Tweede, herziene uitgave van het boek ‘De Drentsche Patrijshond’. De eerste uitgave dateerde van 1978, het jubileumjaar van de vereniging. Op verzoek van het bestuur heeft de historicus van de vereniging, tevens ere-lid de heer A.J. Booij een nieuwe uitgave verzorgd. Het beslaat o.a. het verenigingsleven van het begin in 1948 tot en met 1990.
Ook zijn er vele andere hoofdstukken van de hand van diverse auteurs, bijvoorbeeld over de geschiedenis van het ras, erfelijke ziekten en afwijkingen (geschreven door dr. F.C. Stades).
In zijn naschrift bekent de heer Booij dat hij aan het schrijven over het verenigingsleven in de jaren 1980 tot en met 1990 het minst plezier heeft beleefd. Van het ‘nader tot elkaar brengen van jagers, fokkers, eigenaren en liefhebbers van de Drentsche Patrijshond’ zoals het zo fraai in de statuten stond, kwam vaak weinig terecht. De vele wisselingen in bestuur en commissies spraken boekdelen en de heer Booij is van mening dat zoiets zeker niet goed is voor een ras; dat is vooral gebaat bij rust en een stabiel beleid.

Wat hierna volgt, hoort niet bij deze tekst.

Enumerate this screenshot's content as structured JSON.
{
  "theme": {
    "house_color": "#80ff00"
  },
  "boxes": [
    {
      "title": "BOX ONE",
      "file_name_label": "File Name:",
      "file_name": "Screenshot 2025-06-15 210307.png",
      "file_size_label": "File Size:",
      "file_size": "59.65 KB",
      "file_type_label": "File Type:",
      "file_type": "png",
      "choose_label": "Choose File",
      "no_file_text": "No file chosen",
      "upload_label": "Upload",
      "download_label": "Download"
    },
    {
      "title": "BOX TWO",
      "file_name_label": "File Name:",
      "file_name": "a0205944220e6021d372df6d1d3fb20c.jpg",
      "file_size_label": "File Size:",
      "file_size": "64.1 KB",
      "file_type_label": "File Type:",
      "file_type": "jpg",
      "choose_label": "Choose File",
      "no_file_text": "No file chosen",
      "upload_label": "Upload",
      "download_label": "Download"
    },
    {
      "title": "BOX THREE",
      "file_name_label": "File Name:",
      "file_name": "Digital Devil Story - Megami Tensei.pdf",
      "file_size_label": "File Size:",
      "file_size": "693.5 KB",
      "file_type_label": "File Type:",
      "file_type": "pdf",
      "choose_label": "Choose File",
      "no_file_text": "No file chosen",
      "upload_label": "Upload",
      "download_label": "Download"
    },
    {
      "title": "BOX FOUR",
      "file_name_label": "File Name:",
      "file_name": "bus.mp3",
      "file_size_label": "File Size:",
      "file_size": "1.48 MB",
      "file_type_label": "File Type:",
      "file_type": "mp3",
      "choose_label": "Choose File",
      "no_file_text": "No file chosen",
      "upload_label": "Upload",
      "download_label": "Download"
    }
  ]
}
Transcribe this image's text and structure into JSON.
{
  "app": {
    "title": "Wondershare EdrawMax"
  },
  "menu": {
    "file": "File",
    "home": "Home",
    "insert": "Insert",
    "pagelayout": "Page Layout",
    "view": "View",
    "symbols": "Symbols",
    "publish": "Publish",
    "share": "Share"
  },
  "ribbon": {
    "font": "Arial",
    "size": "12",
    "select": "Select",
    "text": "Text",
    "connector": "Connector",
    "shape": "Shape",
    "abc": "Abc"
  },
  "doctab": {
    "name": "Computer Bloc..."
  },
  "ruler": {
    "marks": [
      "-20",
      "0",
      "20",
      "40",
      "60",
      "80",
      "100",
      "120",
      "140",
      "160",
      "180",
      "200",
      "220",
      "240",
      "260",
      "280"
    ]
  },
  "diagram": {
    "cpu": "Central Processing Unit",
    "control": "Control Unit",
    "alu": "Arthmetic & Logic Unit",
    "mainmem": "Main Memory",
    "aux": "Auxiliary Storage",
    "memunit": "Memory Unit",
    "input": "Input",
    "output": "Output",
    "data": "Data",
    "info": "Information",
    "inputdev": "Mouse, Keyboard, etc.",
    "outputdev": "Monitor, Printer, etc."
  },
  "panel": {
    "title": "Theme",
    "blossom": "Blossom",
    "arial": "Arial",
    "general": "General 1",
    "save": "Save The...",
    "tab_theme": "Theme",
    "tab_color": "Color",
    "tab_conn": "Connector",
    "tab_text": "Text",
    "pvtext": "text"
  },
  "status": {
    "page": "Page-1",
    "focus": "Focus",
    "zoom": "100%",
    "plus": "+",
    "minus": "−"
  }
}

De heer Booij vermeldde ook dat hij ervoor heeft gekozen om niet te proberen de uitslagen van tentoonstellingen op te nemen (hij beperkt zich tot de Clubmatches) in het boek vanwege de enorme omvang van die uitslagen. De Drenten verschijnen dermate veel op tentoonstellingen dat de heer Booij van mening is er voldoende zicht op het exterieur van de Drent is. Anders is dat voor de prestaties van de Drent in het veld. Hij vindt het heel belangrijk dat ook daar informatie over beschikbaar is en hij heeft daarom zoveel mogelijk de uitslagen van de veldwedstrijden en apporteerproeven opgenomen in zijn boek.